Picture an average small town. It’s not too wealthy, perhaps a bit rough around the edges, but at the center lies a town square. There you find a dozen, maybe 20 stores: a pair of corner groceries, a shoe store, a hardware, a clothing shop. One day a Wal-Mart opens up on the outskirts of town. Inevitably the small, privately owned businesses are forced to close their doors.
Yes, that story is a clichÇ. The fact that it’s a clichÇ is sadly telling, but let’s pick it apart from a business perspective. More jobs were created than lost, the argument goes. The Wal-Mart provided the town’s residents with more, better and cheaper services. Most importantly, some small businesses thrived because they sold goods and services not provided by Wal-Mart. One grocery hung on because it sold fresh produce. Without its competition it grew and improved. The shoe store survived because it sold name brands the Wal-Mart didn’t. The other stores’ services were inadequate or overpriced. Their demise was too bad, but it helped the consumer. In the end, the town has a stronger economy.
But let’s also take a look at what was lost. On the town square, the shopkeepers most often knew their customers by name. A small nicety, perhaps, but one which can’t be replicated by even the most congenial Wal-Mart “greeter.” Also gone is the fact that at the end of the day, the owner of the hardware store turned around and bought groceries next door. The money stayed in the community. Missing too is a kind of market diversity. Sure, the megastore provides more, but it doesn’t present much choice. Mainstreaming means volume buying and discounts, but good luck requesting an obscure product. Most significant, and least quantifiable, is the psychological toll paid by the community that watches its main street die. As each storefront is boarded up, a part of what makes that town unique is lost.
This week the Twin Cities lost two of its cherished small businesses. REV 105, Revolution Radio, was a locally owned station. But its eclectic playlist and hip format vanished instantly when the station was bought Tuesday by multimedia conglomerate ABC, Inc., owners of KQRS and competing alternative station the Edge. You can hear a lot of the same songs on the Edge, they say. And you can no doubt buy the albums at Wal-Mart. Like the small-town patrons who knew their storekeepers, REV listeners lost more than a radio format — they lost a part of their community in which they had invested a portion of their identity.

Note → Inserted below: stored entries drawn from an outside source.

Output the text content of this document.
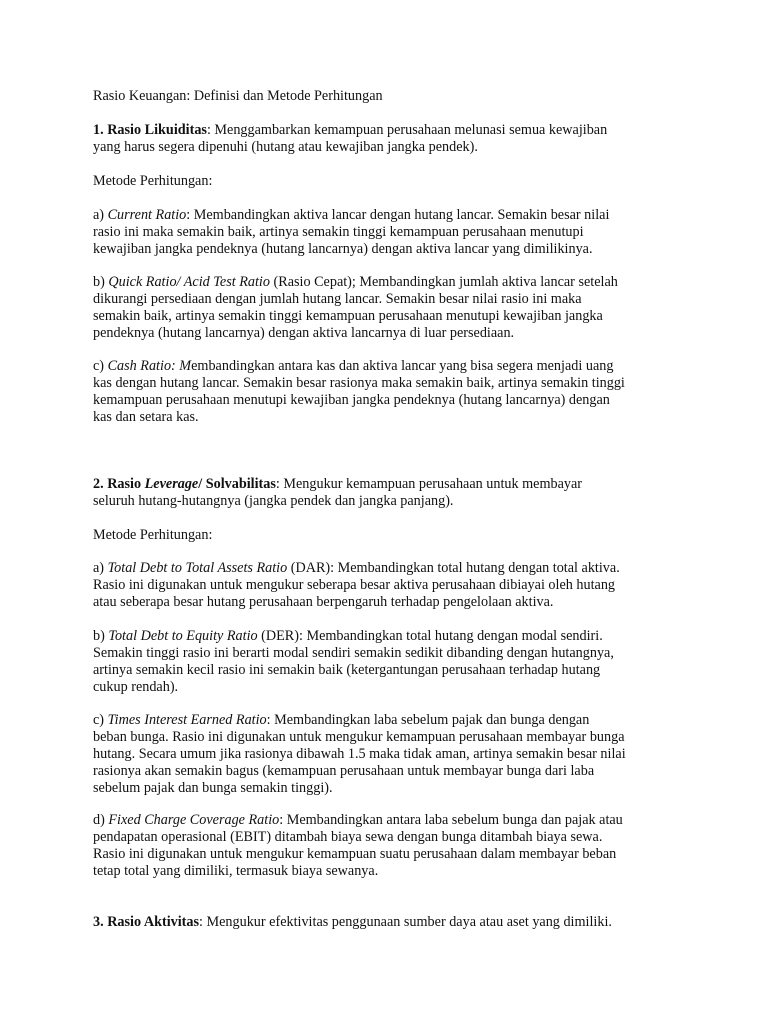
Rasio Keuangan: Definisi dan Metode Perhitungan

1. Rasio Likuiditas: Menggambarkan kemampuan perusahaan melunasi semua kewajiban
yang harus segera dipenuhi (hutang atau kewajiban jangka pendek).

Metode Perhitungan:

a) Current Ratio: Membandingkan aktiva lancar dengan hutang lancar. Semakin besar nilai
rasio ini maka semakin baik, artinya semakin tinggi kemampuan perusahaan menutupi
kewajiban jangka pendeknya (hutang lancarnya) dengan aktiva lancar yang dimilikinya.

b) Quick Ratio/ Acid Test Ratio (Rasio Cepat); Membandingkan jumlah aktiva lancar setelah
dikurangi persediaan dengan jumlah hutang lancar. Semakin besar nilai rasio ini maka
semakin baik, artinya semakin tinggi kemampuan perusahaan menutupi kewajiban jangka
pendeknya (hutang lancarnya) dengan aktiva lancarnya di luar persediaan.

c) Cash Ratio: Membandingkan antara kas dan aktiva lancar yang bisa segera menjadi uang
kas dengan hutang lancar. Semakin besar rasionya maka semakin baik, artinya semakin tinggi
kemampuan perusahaan menutupi kewajiban jangka pendeknya (hutang lancarnya) dengan
kas dan setara kas.

2. Rasio Leverage/ Solvabilitas: Mengukur kemampuan perusahaan untuk membayar
seluruh hutang-hutangnya (jangka pendek dan jangka panjang).

Metode Perhitungan:

a) Total Debt to Total Assets Ratio (DAR): Membandingkan total hutang dengan total aktiva.
Rasio ini digunakan untuk mengukur seberapa besar aktiva perusahaan dibiayai oleh hutang
atau seberapa besar hutang perusahaan berpengaruh terhadap pengelolaan aktiva.

b) Total Debt to Equity Ratio (DER): Membandingkan total hutang dengan modal sendiri.
Semakin tinggi rasio ini berarti modal sendiri semakin sedikit dibanding dengan hutangnya,
artinya semakin kecil rasio ini semakin baik (ketergantungan perusahaan terhadap hutang
cukup rendah).

c) Times Interest Earned Ratio: Membandingkan laba sebelum pajak dan bunga dengan
beban bunga. Rasio ini digunakan untuk mengukur kemampuan perusahaan membayar bunga
hutang. Secara umum jika rasionya dibawah 1.5 maka tidak aman, artinya semakin besar nilai
rasionya akan semakin bagus (kemampuan perusahaan untuk membayar bunga dari laba
sebelum pajak dan bunga semakin tinggi).

d) Fixed Charge Coverage Ratio: Membandingkan antara laba sebelum bunga dan pajak atau
pendapatan operasional (EBIT) ditambah biaya sewa dengan bunga ditambah biaya sewa.
Rasio ini digunakan untuk mengukur kemampuan suatu perusahaan dalam membayar beban
tetap total yang dimiliki, termasuk biaya sewanya.

3. Rasio Aktivitas: Mengukur efektivitas penggunaan sumber daya atau aset yang dimiliki.
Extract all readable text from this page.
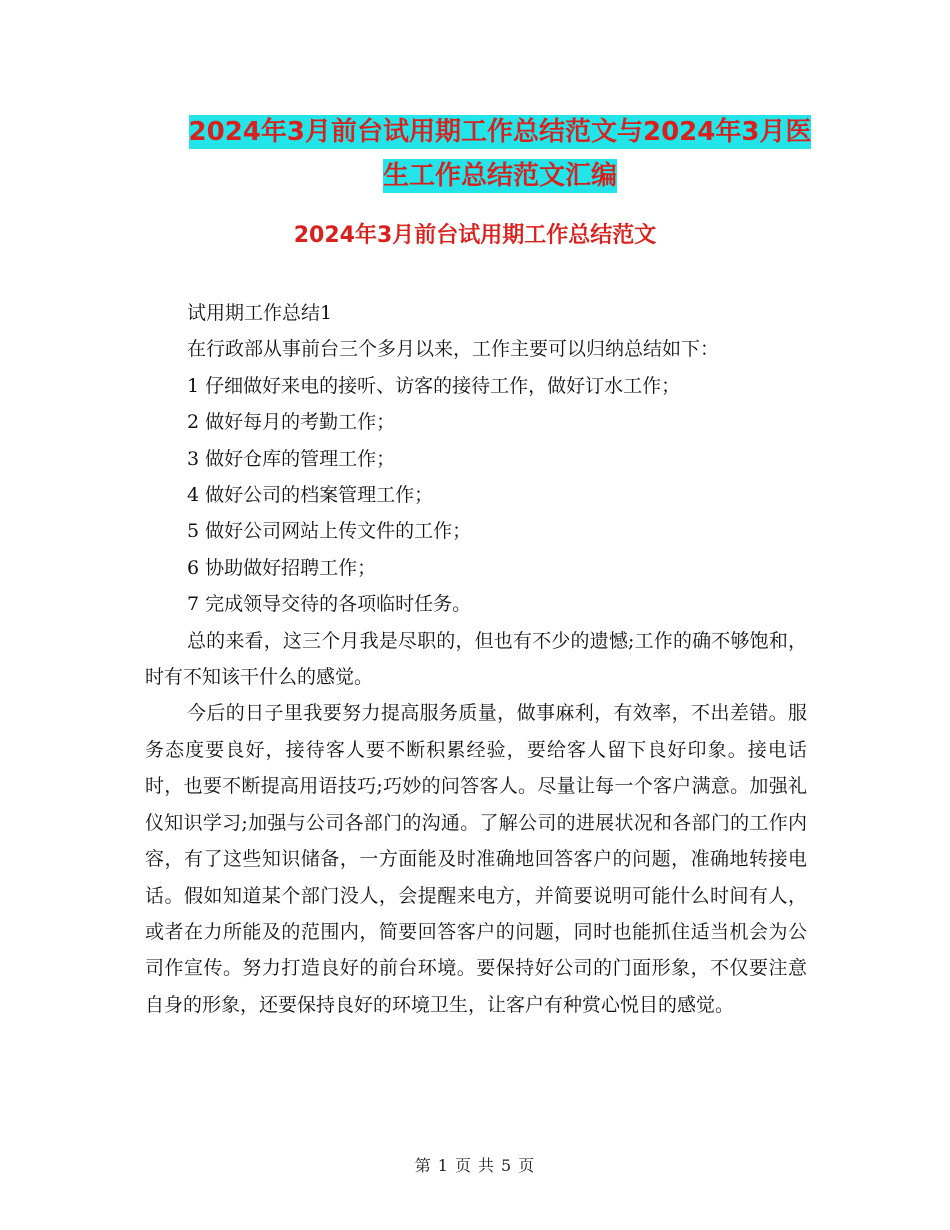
2024年3月前台试用期工作总结范文与2024年3月医
生工作总结范文汇编
2024年3月前台试用期工作总结范文
试用期工作总结1
在行政部从事前台三个多月以来，工作主要可以归纳总结如下：
1 仔细做好来电的接听、访客的接待工作，做好订水工作；
2 做好每月的考勤工作；
3 做好仓库的管理工作；
4 做好公司的档案管理工作；
5 做好公司网站上传文件的工作；
6 协助做好招聘工作；
7 完成领导交待的各项临时任务。
总的来看，这三个月我是尽职的，但也有不少的遗憾;工作的确不够饱和，时有不知该干什么的感觉。
今后的日子里我要努力提高服务质量，做事麻利，有效率，不出差错。服务态度要良好，接待客人要不断积累经验，要给客人留下良好印象。接电话时，也要不断提高用语技巧;巧妙的问答客人。尽量让每一个客户满意。加强礼仪知识学习;加强与公司各部门的沟通。了解公司的进展状况和各部门的工作内容，有了这些知识储备，一方面能及时准确地回答客户的问题，准确地转接电话。假如知道某个部门没人，会提醒来电方，并简要说明可能什么时间有人，或者在力所能及的范围内，简要回答客户的问题，同时也能抓住适当机会为公司作宣传。努力打造良好的前台环境。要保持好公司的门面形象，不仅要注意自身的形象，还要保持良好的环境卫生，让客户有种赏心悦目的感觉。
第 1 页 共 5 页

The Twin Cities Reader closed its doors Wednesday, a day after being bought out by Stern Publishing. Stern, which bought City Pages last month, bought and closed the Reader to eliminate competition. In doing so it ended a healthy rivalry which kept the Cities’ alternative press sharp for almost two decades.
When a competition squeezes out small, ineffective business, it’s a sign of a healthy economy. But when small, effective ventures are forced out of business, something is deeply wrong. That the victims are small media outlets providing alternative culture and perspective is doubly disturbing. We are told that our economy is in great shape. As the Dow surges ever higher and the bull market of the century charges onward, one would think the American entrepreneurial spirit was never better. But you know what? A couple more stores just closed on main street.